Ein Besitzer eines Mazda-Modells aus dem Jahr 2021 bewertete das Infotainment-Interface des Fahrzeugs positiv. Er erwähnte, dass der Drehregler hinter der Mittelkonsole und fünf Tasten für die Interaktion mit dem System während der Fahrt deutlich überlegen seien.
Es wurde die Meinung geäußert, dass Geräte mit physischen Tasten bevorzugt würden. Verschiedene Geräte, darunter Mikrowellen, Öfen und die Lautstärkeregelung im Auto, sollten physisch bedienbar sein.

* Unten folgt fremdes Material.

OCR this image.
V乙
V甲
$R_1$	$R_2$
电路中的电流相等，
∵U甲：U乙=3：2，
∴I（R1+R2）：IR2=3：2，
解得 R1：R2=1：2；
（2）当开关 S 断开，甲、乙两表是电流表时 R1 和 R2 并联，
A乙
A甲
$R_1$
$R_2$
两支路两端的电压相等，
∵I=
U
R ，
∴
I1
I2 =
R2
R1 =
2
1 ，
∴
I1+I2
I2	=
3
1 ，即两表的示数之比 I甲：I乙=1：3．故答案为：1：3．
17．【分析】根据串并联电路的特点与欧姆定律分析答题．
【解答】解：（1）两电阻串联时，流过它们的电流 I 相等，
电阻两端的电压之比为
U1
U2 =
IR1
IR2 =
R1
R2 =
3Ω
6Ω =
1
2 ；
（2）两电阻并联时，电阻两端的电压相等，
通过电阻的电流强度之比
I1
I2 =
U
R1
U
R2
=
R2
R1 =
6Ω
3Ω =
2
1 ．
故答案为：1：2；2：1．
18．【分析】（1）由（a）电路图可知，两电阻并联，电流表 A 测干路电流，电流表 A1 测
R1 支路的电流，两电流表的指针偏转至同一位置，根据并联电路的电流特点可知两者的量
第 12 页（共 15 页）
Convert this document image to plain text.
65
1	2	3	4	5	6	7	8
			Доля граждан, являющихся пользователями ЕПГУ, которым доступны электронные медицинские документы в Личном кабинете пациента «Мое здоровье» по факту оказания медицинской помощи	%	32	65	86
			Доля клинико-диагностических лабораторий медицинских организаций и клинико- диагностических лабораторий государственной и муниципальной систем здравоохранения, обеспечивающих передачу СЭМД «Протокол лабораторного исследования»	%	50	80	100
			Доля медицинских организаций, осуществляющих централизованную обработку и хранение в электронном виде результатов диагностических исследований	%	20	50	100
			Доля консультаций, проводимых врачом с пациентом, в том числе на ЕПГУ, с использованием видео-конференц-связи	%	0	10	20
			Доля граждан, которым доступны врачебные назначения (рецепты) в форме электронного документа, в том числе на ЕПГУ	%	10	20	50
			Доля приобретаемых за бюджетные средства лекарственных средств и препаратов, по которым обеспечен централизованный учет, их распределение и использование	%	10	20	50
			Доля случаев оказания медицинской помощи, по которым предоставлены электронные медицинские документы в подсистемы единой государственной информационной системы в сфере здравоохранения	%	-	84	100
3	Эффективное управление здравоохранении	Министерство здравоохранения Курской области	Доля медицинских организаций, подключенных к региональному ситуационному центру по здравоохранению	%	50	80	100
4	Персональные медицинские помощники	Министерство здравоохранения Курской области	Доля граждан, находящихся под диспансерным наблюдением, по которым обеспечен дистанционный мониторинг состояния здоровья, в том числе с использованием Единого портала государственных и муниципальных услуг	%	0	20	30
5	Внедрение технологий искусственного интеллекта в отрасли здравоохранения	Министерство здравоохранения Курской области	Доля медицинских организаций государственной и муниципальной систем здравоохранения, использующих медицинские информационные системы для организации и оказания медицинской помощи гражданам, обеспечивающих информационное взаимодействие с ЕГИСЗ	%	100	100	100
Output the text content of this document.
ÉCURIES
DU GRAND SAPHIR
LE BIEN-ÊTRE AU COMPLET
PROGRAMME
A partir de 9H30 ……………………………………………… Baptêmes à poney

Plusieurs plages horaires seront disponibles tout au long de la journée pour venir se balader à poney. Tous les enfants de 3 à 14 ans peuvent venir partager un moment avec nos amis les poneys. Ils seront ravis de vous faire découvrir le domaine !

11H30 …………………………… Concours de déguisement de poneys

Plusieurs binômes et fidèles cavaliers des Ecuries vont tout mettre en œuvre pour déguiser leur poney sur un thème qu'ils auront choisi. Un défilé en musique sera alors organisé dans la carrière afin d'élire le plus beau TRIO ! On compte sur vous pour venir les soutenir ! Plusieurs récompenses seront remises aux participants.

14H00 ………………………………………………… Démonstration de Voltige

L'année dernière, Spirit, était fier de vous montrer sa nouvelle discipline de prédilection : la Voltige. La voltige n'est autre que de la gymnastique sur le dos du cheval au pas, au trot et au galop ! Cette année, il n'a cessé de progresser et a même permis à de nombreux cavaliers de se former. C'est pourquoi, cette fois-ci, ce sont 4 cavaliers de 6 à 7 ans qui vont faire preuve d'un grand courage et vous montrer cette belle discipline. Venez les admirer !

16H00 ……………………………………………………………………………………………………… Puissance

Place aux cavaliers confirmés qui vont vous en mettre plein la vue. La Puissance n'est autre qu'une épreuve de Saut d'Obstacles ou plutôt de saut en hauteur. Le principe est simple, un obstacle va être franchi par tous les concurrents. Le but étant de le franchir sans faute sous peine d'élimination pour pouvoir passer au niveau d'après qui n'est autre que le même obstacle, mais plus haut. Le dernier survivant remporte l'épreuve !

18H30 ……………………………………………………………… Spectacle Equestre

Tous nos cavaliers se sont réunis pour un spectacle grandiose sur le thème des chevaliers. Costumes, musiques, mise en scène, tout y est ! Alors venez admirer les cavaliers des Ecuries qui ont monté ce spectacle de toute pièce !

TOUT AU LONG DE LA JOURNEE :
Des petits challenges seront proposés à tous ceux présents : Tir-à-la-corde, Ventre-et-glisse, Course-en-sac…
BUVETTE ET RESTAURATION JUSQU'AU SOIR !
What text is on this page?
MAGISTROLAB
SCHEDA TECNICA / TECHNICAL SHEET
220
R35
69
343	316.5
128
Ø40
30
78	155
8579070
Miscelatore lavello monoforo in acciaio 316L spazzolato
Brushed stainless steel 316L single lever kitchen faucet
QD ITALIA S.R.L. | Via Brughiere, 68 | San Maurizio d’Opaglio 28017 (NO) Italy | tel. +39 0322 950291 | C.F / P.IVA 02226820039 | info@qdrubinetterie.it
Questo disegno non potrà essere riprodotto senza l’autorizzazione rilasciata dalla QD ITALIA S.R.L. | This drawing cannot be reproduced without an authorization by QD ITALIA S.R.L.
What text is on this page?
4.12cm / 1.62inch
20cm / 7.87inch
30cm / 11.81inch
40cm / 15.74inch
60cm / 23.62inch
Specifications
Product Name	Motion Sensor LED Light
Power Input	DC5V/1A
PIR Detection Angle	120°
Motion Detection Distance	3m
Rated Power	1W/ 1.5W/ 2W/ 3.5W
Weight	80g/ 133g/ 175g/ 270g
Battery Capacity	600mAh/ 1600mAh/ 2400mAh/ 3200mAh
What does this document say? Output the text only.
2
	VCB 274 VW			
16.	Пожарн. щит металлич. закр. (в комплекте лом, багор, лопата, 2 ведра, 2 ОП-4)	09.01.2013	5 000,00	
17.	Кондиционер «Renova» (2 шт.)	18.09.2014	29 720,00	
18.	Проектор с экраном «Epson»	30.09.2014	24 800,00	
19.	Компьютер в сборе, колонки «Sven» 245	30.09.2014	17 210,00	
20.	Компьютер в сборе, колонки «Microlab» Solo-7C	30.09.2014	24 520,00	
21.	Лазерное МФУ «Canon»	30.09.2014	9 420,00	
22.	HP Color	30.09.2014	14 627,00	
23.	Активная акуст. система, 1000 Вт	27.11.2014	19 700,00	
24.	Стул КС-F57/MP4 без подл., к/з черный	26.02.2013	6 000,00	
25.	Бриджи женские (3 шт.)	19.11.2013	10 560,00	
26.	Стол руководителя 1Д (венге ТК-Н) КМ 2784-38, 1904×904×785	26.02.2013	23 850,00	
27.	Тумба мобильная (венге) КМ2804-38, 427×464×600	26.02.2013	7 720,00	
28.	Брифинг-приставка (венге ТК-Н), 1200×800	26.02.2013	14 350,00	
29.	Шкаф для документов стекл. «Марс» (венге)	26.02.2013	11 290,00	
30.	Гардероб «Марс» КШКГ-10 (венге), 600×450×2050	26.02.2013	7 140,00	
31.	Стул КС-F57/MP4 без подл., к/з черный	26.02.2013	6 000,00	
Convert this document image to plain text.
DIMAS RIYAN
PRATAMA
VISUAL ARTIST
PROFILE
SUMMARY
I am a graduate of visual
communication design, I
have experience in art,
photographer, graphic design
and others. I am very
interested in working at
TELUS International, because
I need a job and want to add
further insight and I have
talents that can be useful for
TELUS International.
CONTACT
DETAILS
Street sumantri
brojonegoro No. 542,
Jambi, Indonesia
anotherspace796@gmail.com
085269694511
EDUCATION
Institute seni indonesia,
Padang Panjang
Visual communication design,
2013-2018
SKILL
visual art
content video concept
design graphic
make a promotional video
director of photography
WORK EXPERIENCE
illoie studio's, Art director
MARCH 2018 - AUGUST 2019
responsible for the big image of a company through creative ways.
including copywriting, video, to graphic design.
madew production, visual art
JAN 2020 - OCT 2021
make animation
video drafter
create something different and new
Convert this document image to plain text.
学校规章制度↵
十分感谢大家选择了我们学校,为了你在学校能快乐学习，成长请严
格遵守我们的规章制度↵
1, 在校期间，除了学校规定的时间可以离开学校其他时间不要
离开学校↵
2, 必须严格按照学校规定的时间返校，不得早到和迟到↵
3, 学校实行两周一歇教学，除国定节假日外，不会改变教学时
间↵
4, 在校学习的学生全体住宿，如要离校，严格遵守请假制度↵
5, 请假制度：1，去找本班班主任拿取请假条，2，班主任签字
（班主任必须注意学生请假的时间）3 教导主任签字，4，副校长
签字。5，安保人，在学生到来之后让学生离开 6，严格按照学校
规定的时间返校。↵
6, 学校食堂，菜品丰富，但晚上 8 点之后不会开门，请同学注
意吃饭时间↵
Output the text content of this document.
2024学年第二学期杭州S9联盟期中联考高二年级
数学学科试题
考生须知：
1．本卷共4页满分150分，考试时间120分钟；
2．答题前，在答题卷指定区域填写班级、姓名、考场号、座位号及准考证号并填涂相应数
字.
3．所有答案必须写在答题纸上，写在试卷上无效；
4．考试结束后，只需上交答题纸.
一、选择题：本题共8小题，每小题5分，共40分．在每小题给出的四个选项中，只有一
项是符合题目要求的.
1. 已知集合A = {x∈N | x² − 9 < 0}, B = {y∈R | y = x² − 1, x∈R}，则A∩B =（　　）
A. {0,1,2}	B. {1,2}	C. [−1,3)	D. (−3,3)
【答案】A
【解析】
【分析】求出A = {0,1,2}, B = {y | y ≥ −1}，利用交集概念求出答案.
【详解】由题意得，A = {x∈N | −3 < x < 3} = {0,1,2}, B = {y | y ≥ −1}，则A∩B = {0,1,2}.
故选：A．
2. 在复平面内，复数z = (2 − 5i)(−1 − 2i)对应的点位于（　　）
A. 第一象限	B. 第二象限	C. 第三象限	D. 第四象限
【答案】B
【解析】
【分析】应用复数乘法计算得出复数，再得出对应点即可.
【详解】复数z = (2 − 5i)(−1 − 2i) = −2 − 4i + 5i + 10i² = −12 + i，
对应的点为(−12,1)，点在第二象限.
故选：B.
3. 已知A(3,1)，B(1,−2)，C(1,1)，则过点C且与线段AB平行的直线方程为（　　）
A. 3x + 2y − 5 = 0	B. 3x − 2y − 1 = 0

Die Gestaltung der Fensterheberschalter im Volkswagen ID.4 wurde infrage gestellt. Es gebe zwei Fensterschalter und eine separate Taste zum Umschalten zwischen vorderen und hinteren Fenstern, was als ineffizient kritisiert wurde.
Ein Nutzer sagte, dass er das Layout seines Honda CR-V aus dem Jahr 2006 sogar gegen Aufpreis beibehalten wolle, weil sich das Fahrzeug bedienen ließ, ohne auf die Einstellungen schauen zu müssen.
Ein Besitzer eines ID.4 aus dem Jahr 2023 äußerte Unmut darüber, dass das Fahrzeug frühere Einstellungen nicht speichere, für Anpassungen mehrfaches Tippen erfordere und Bildschirme schwer zu finden seien. Aus diesen Gründen werde sein nächstes Auto kein Volkswagen sein.
Ein weiterer Besitzer eines ID.4 aus dem Jahr 2023 bewertete das Auto als ein gutes Elektrofahrzeug, das durch die Touch-Bedienung ruiniert worden sei. Insbesondere der Touch-Kippschalter für die Steuerung der vorderen und hinteren Fenster verschlechtere die Nutzererfahrung.
Ein Nutzer teilte seine Erfahrung bei einer Probefahrt mit einem Range Rover und erwähnte, dass sich die Funktionen der Tasten je nach Modus änderten, was verwirrend gewesen sei. Dadurch habe er das Auto anhalten und mehrere Minuten damit verbringen müssen, das Fahrzeug zu verstehen.
Ein Nutzer, der seine Erfahrung beim Kauf eines Lautsprechersets teilte, sagte, es sei bequemer, die Lautstärke über einen großen Drehregler einzustellen, statt sich durch Menüs zu klicken.
Es wurde argumentiert, dass Touchscreens zwar für Einstellungen und die Anzeige von Informationen geeignet seien, aber nicht für aktive Bedienelemente während der Fahrt verwendet werden sollten. Es wurde erwähnt, dass Hyundai hier eine angemessene Balance finde.